『ネンドノカンド』(佐藤オオキ/小学館)
「脱力デザイン論」というサブタイトルがついているけれど、文章も、そこで紹介されている作品も、その通りの脱力デザイン。それでいて、いやそれだからこそ、どれもが魅力的。著者は1977年カナダ生まれ、10歳までカナダで過ごし、早稲田大学の建築を出て、10年前にデザインオフィス nendo を設立。2012年、Wallpaper誌(英)ベストデザイナー賞、世界25ヶ国の ELLE DECOR誌の編集長が選考するベストデザイナー賞を受賞。映画で言えばカンヌ映画祭とアカデミー賞の二冠に匹敵するらしい。
読んでいるうちに刺激を受けてこちらもアイデアが湧き出てくる。その幾つかを本の宇宙で、あるいは仕事で、活かすことが出来たら楽しいだろうなと思う。いつも通り、シャーペン(※)で線を引っ張りながら読んでいたら、「小口」の部分に触れて短い線が…。でも何となくこの本に合っていて、写真はそれを撮ったもの。(※:シャーペンは僕の時代シャープペンと言っていたので、シャーペンと書くことにちょっと気恥ずかしさに近い違和感がありますが…余談でした)
「引き算」「削ぎ落として」「磨いていく」日本人の特性を活かす「素材の美、凝縮の美」という話が出てくる。
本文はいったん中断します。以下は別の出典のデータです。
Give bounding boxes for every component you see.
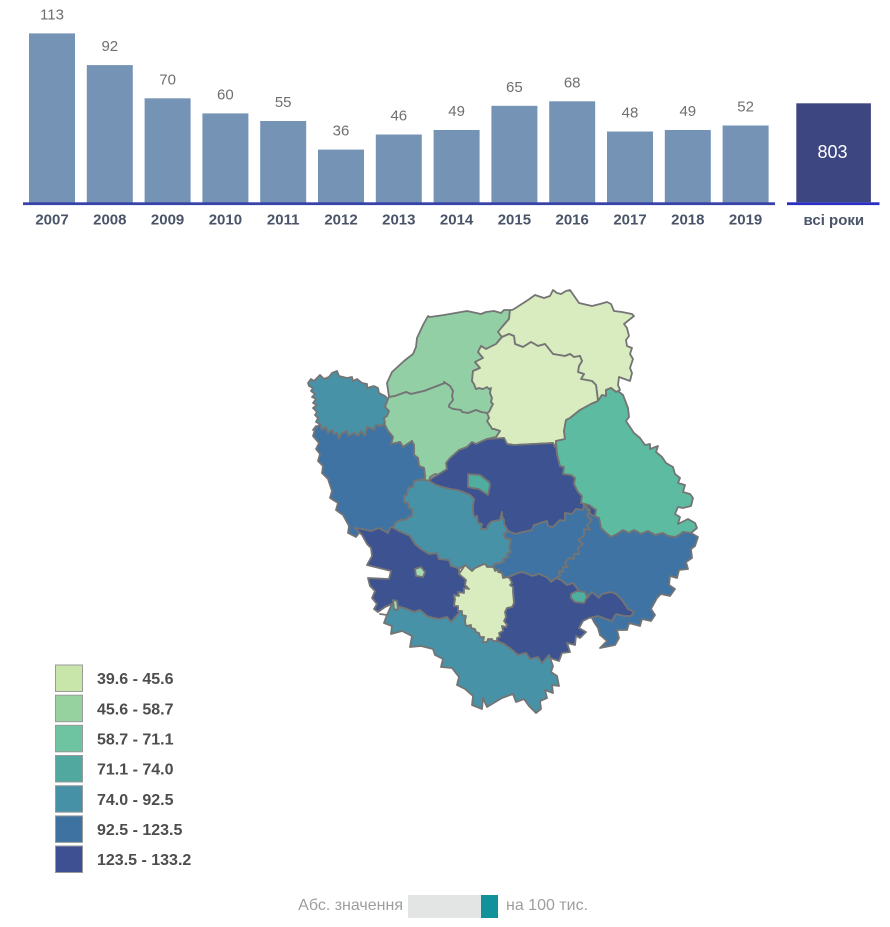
svg-text:2011: 2011 <box>267 212 300 229</box>
svg-text:2010: 2010 <box>209 212 242 229</box>
svg-text:46: 46 <box>390 108 407 125</box>
svg-text:92: 92 <box>101 38 118 55</box>
svg-text:2007: 2007 <box>35 212 68 229</box>
svg-text:48: 48 <box>622 105 639 122</box>
svg-text:58.7 - 71.1: 58.7 - 71.1 <box>97 732 174 749</box>
svg-text:2019: 2019 <box>729 212 762 229</box>
svg-text:70: 70 <box>159 71 176 88</box>
svg-text:2012: 2012 <box>324 212 357 229</box>
svg-text:52: 52 <box>737 99 754 116</box>
svg-text:71.1 - 74.0: 71.1 - 74.0 <box>97 762 174 779</box>
svg-text:2016: 2016 <box>556 212 589 229</box>
svg-text:2015: 2015 <box>498 212 531 229</box>
svg-text:2014: 2014 <box>440 212 474 229</box>
svg-text:39.6 - 45.6: 39.6 - 45.6 <box>97 671 174 688</box>
svg-text:на 100 тис.: на 100 тис. <box>506 897 588 914</box>
svg-text:всі роки: всі роки <box>804 212 865 229</box>
svg-text:74.0 - 92.5: 74.0 - 92.5 <box>97 792 174 809</box>
svg-text:123.5 - 133.2: 123.5 - 133.2 <box>97 852 191 869</box>
svg-text:55: 55 <box>275 94 292 111</box>
svg-text:49: 49 <box>679 103 696 120</box>
svg-text:2009: 2009 <box>151 212 184 229</box>
svg-text:113: 113 <box>40 6 64 23</box>
svg-text:60: 60 <box>217 86 234 103</box>
svg-text:36: 36 <box>333 123 350 140</box>
svg-text:Абс. значення: Абс. значення <box>298 897 403 914</box>
svg-text:2008: 2008 <box>93 212 126 229</box>
svg-text:49: 49 <box>448 103 465 120</box>
svg-text:803: 803 <box>817 142 847 162</box>
svg-text:45.6 - 58.7: 45.6 - 58.7 <box>97 701 174 718</box>
svg-text:2013: 2013 <box>382 212 415 229</box>
svg-text:2018: 2018 <box>671 212 704 229</box>
svg-text:68: 68 <box>564 74 581 91</box>
svg-text:92.5 - 123.5: 92.5 - 123.5 <box>97 822 183 839</box>
svg-text:65: 65 <box>506 79 523 96</box>
svg-text:2017: 2017 <box>613 212 646 229</box>
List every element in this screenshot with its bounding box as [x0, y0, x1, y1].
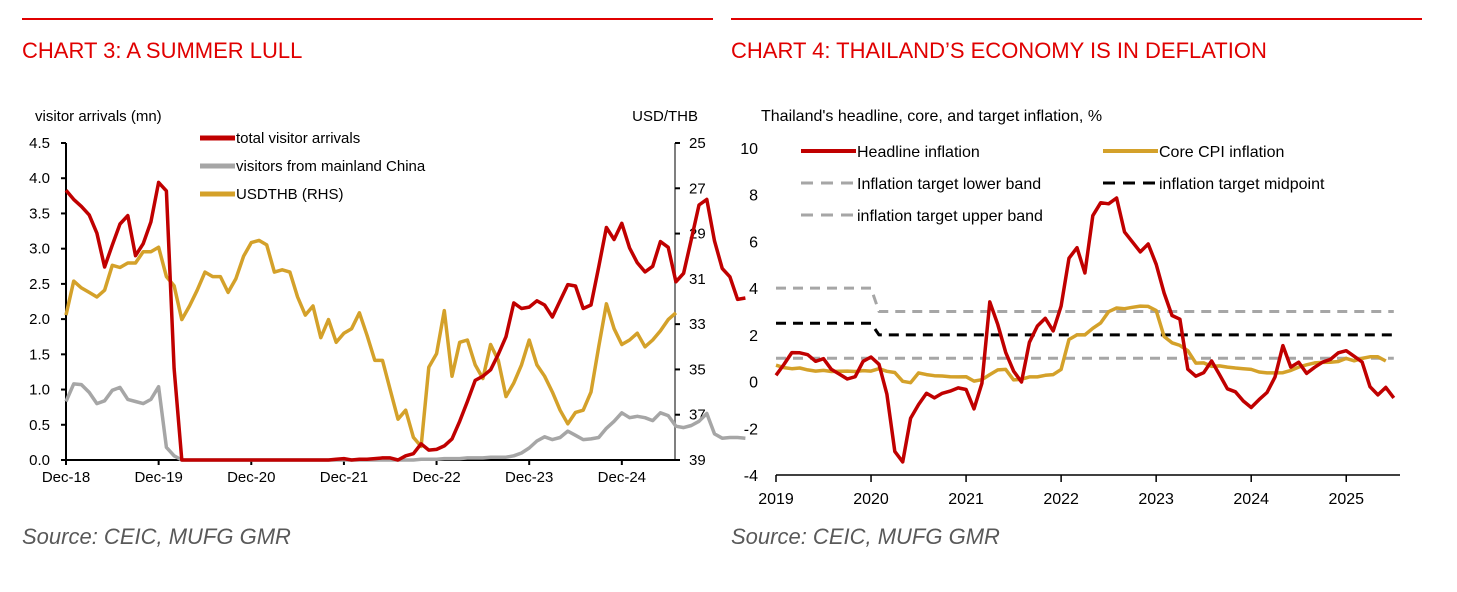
chart4-y-tick-label: 10: [740, 141, 758, 158]
chart4-y-tick-label: 6: [749, 234, 758, 251]
chart4-legend-label: Headline inflation: [857, 144, 980, 161]
chart3-right-tick-label: 25: [689, 135, 706, 152]
chart3-x-tick-label: Dec-21: [320, 469, 368, 486]
chart4-x-tick-label: 2020: [853, 491, 889, 508]
chart3-legend-label: visitors from mainland China: [236, 158, 426, 175]
chart3-right-tick-label: 27: [689, 180, 706, 197]
chart3-x-tick-label: Dec-18: [42, 469, 90, 486]
chart3-left-tick-label: 0.5: [29, 417, 50, 434]
chart3-right-tick-label: 39: [689, 452, 706, 469]
chart4-x-tick-label: 2024: [1233, 491, 1269, 508]
chart3-left-tick-label: 3.5: [29, 205, 50, 222]
chart4-series-headline-inflation: [774, 196, 1396, 464]
chart3-source: Source: CEIC, MUFG GMR: [22, 524, 291, 549]
chart4-x-tick-label: 2025: [1328, 491, 1364, 508]
chart4-series-core-cpi-inflation: [775, 304, 1387, 385]
chart4-legend-label: Inflation target lower band: [857, 176, 1041, 193]
chart3-left-tick-label: 2.0: [29, 311, 50, 328]
chart4-header-rule: [731, 18, 1422, 20]
chart4-y-tick-label: -2: [744, 421, 758, 438]
chart4-y-tick-label: 0: [749, 375, 758, 392]
chart3-series-total-visitor-arrivals: [64, 180, 746, 462]
chart3-left-tick-label: 4.0: [29, 170, 50, 187]
chart3-x-tick-label: Dec-22: [412, 469, 460, 486]
chart3-right-tick-label: 35: [689, 361, 706, 378]
chart3-x-tick-label: Dec-24: [598, 469, 646, 486]
chart4-y-tick-label: 2: [749, 328, 758, 345]
chart3-left-tick-label: 0.0: [29, 452, 50, 469]
chart3-y2label: USD/THB: [632, 108, 698, 125]
chart4-title: CHART 4: THAILAND’S ECONOMY IS IN DEFLAT…: [731, 38, 1267, 63]
chart3-x-tick-label: Dec-23: [505, 469, 553, 486]
chart3-legend-label: total visitor arrivals: [236, 130, 360, 147]
chart4-x-tick-label: 2022: [1043, 491, 1079, 508]
chart3-left-tick-label: 1.5: [29, 346, 50, 363]
chart4-x-tick-label: 2019: [758, 491, 794, 508]
chart4-legend-label: inflation target upper band: [857, 208, 1043, 225]
chart4-legend-label: inflation target midpoint: [1159, 176, 1325, 193]
chart4-x-tick-label: 2021: [948, 491, 984, 508]
chart3-legend-label: USDTHB (RHS): [236, 186, 344, 203]
chart3-left-tick-label: 4.5: [29, 135, 50, 152]
chart4-series-inflation-target-upper-band: [776, 286, 1394, 313]
chart3-header-rule: [22, 18, 713, 20]
chart4-y-tick-label: 4: [749, 281, 758, 298]
chart3-series-visitors-from-mainland-china: [64, 382, 746, 462]
chart4-legend-label: Core CPI inflation: [1159, 144, 1284, 161]
chart3-left-tick-label: 1.0: [29, 382, 50, 399]
chart4-x-tick-label: 2023: [1138, 491, 1174, 508]
chart3-right-tick-label: 33: [689, 316, 706, 333]
chart3-x-tick-label: Dec-20: [227, 469, 275, 486]
chart3-series-usdthb-rhs-: [64, 238, 678, 449]
chart3-left-tick-label: 2.5: [29, 276, 50, 293]
chart3-right-tick-label: 31: [689, 271, 706, 288]
chart4-source: Source: CEIC, MUFG GMR: [731, 524, 1000, 549]
chart3-left-tick-label: 3.0: [29, 241, 50, 258]
chart4-ylabel: Thailand's headline, core, and target in…: [761, 108, 1102, 125]
chart3-x-tick-label: Dec-19: [134, 469, 182, 486]
chart4-y-tick-label: 8: [749, 188, 758, 205]
chart3-title: CHART 3: A SUMMER LULL: [22, 38, 303, 63]
chart4-y-tick-label: -4: [744, 468, 758, 485]
chart3-ylabel: visitor arrivals (mn): [35, 108, 162, 125]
デザインではないけれど、日本のとくに大元は海外から入って来たものの催事の演出が、どうしてもオリジナルの物真似風になっていて、僕は常々少しばかりの違和感を覚えていた。それに対する方向性を示唆されたような、背中を押されたような気がする。
アイデアを出し惜しみして貯めておくと錆びていってしまうという話も、そして右脳型デザインと左脳型デザインの間を超高速で行き来することでバランスを保つという話も、さらに物事のキワを見つめれば黒と白の境界線にあるグレーゾーンがたくさん見えてくるという話も、はたまた好きこそものの上手なれ、楽しいこと、得意なことをどんどんやる方がクリエイティブな人間は成長するという話も、とっても示唆的である。
作品すべてが好いけれど、あえてこれがいちばんと思う作品は、「scatter shelf」という黒いアクリル板を使った本棚。「グリッド状の棚を3層ずらして接着することで、置かれた本が蜘蛛の巣に絡まって浮いているかのように見えるものです。そして、アクリルの映り込みによって本棚の反対側の景色が万華鏡のように拡散される、という視覚的な効果も特徴です」ということだけれど、本を“その本以上のものに見せる”本棚だと思う。
この本自体に作品の佇まいがある。そしてきっと、読む度に新たな発見がある本なのではないかと思う。見た目からも、中身からも、常に自分の横に置いておきたい本である。